I don't understand this blog post. Is Arnold taking the Biblical accounts literally? If so, then isn't the answer to (1) that the Egyptians were still mourning the death of their firstborn (and shooing frogs out of their houses), and the answer to (2) that the Lord didn't perform a bunch of miracles to help them escape earlier?

(Note I'm not being sarcastic: I believe in the Bible.)

Julien Couvreur writes:

Arnold, you bring you a valid question.
We probably don't have to go as far back as the Hebrews fleeing of Egypt to discuss this. All libertarians today live in countries where their freedom is limited by government.

But that does not necessarily mean that freedom is relative. Instead, it means that the cost of enforcing your natural rights may be too high.

As an analogy, we can say that murder and rape are considered absolute "bads", but we don't spend infinite resources to combat such violations of rights.

I'm not saying that freedom *is* an absolute, simply that we cannot conclude from people's actions that it is not an absolute.

Pharaoh writes:

First, of course, the historicity of the Exodus is a highly debatable (and debated) subject. The Bible says it happened, other evidence is hard to come by even when it shouldn't be.
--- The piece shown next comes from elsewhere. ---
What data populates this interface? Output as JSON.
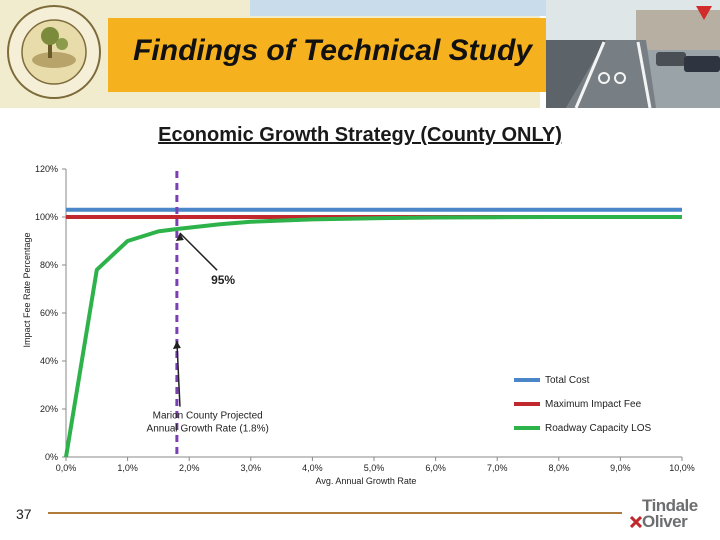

The Bible also says that there was a flood that covered the whole Earth, and that the world was saved by a an arc that contained all the land animals that we know today...and presumably requires that kangaroos have hopped from the middle east to Australia with the koala's on their backs (and platypuses in their pouches).

Second, why would the Egyptians leave Egypt to live amongst the people who just beset them with plagues, including the murder of all of the Egyptians' first born sons? At lease Pharaoh wasn't doing that (so far as history records).

Third, in the same vein, the Hebrews were not exactly "tolerant" and would be committing wholesale genocide on people of differing faiths and ethnicities a few decades later. Unless he wanted to convert to Judaism, why would an Egyptian want to join up with them?

Fourth, I think the clear reason the Hebrews hadn't left was that they lacked a leader and the blessings of the Lord that made their eventual escape possible. Had they left earlier, before the plagues, Pharaoh (or his predecessors) would have stopped them. Had they left without Moses, Pharaoh still may have stopped them, plagues notwithstanding.

Eli writes:

To answer #1, many left with the Hebrews. See Exodus 12:38.

57 writes:

Freedom is clearly relative. People rarely put their lives on the line over every injustice.

Besides the biblical reasons Bob Murphy mentions above, factors that would keep others from fleeing would be the lack of a destination (the Hebrews did wander for 40 years after all), and of course the chance of being caught and brutally punished by the Pharoah.

Additionally, the Hebrews might not have appreciated an Egyptian trying to escape with them. Cultural differences were probably pretty large between the two groups, and I don't think anyone would want to be the only family of Egyptians that left with the Hebrews, nor the only family of Hebrews that stayed with the Egyptians.

phil writes:

Side point:

Shangwen: as far as I know, the eligibility rules for public housing in Singapore does not include anything about the ethnicity of one's spouse. Maybe your cousin meant the citizenship or residence status of his spouse?

http://www.hdb.gov.sg/fi10/fi10321p.nsf/w/BuyingNewFlatEligibilitytobuynewHDBflat?OpenDocument

DavidinOC writes:

Exodus 1:12- "The more they were oppressed, the more they increased and spread out..." So despite the oppression they were able to endure.

Exodus 1:17 et seq. notes the resistance to Pharoah by Hebrew midwives.